According to the Department of Justice on Thursday, John Murray Rowe Jr., 63, from Lead, S.D., told a person he believed to be a Russian agent that Moscow is “the place to be,” an undercover FBI operation revealed.
“In March 2020, Rowe met with an undercover FBI employee who posed as an agent of the Russian government. Over the course of the next eight months, Rowe exchanged over 300 emails with the purported Russian agent, confirming his willingness to work for the Russian government and discussing his knowledge of classified information relating to U.S. national security and military interests,” the DOJ said.
In one of the emails, Rowe allegedly said, “If I can’t get a job here then I’ll go work for the other team.” In a second email, he provided the undercover agent with secret national defense information “that concerned specific operating details of the electronic countermeasure systems used by U.S. military fighter jets.”
The New York Times reported that Rowe had expressed interest in a law signed by Russian President Vladimir Putin, which allows foreigners to become Russian citizens without sacrificing the citizenship of their home countries.

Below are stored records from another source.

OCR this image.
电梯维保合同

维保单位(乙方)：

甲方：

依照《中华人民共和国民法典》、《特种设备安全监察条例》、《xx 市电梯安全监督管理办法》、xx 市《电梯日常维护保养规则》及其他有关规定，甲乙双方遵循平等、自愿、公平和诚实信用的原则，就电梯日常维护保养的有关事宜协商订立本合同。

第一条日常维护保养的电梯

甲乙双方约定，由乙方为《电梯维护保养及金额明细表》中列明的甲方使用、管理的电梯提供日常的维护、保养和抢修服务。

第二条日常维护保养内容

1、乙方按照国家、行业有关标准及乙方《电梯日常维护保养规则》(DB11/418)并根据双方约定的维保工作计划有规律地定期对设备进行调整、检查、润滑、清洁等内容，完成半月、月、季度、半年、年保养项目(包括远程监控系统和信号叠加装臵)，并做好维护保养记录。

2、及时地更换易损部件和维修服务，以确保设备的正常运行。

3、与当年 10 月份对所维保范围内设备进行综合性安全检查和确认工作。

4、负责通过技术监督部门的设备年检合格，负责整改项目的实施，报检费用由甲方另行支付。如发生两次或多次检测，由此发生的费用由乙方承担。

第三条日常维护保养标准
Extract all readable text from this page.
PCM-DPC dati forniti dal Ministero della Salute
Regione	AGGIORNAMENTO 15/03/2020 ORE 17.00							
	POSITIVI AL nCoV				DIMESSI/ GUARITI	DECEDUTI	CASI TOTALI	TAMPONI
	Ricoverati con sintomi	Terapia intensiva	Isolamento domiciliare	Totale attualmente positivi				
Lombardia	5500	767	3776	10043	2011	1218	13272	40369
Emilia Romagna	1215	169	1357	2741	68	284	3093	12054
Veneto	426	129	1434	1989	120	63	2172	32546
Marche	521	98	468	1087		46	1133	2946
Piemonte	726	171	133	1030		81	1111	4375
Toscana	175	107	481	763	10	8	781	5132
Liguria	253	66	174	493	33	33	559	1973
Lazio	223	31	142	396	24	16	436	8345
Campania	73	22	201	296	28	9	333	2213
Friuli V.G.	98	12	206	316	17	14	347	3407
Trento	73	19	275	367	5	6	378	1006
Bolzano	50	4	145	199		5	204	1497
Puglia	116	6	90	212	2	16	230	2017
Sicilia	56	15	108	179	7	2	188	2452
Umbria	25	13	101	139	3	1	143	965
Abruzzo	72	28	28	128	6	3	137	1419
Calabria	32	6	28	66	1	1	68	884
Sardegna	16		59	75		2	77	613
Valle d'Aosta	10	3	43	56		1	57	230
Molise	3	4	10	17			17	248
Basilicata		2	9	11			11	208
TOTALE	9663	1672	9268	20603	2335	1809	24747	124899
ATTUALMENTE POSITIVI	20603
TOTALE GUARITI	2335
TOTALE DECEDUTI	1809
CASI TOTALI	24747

“This is important to me because I can live on my Social Security that I received here while living in Moscow,” Mr. Rowe said. “I been seeing how much it cost to live there and that the place to be. Once this travel ban is over, I’m going to be heading to Moscow.”
At one point, Rowe showed concern that his espionage had been detected by the United States government.
“Get me in stink operation with the FBI, talking in a hotel room about trade secrets,” he wrote in an email, apparently referring to a sting operation. “Those people are real dirt bags.”
Rowe was charged with attempting to communicate national defense information to aid a foreign government. His first court appearance in the District of South Dakota is scheduled for Friday.
If convicted, the alleged spy could be sentenced to life in prison.
Last month, another spy working for the Chinese Ministry of State Security was convicted by a U.S. federal jury for “conspiring to and attempting to commit economic espionage and theft of trade secrets.”
Yanjun Xu, the first Chinese intelligence officer to be extradited to the United States to stand trial, is now facing up to 60 years in prison and fines totaling over $5 million.
According to the DOJ, Xu had used multiple aliases since December 2013 to “target specific companies in the United States and abroad” to obtain information in the field of aviation.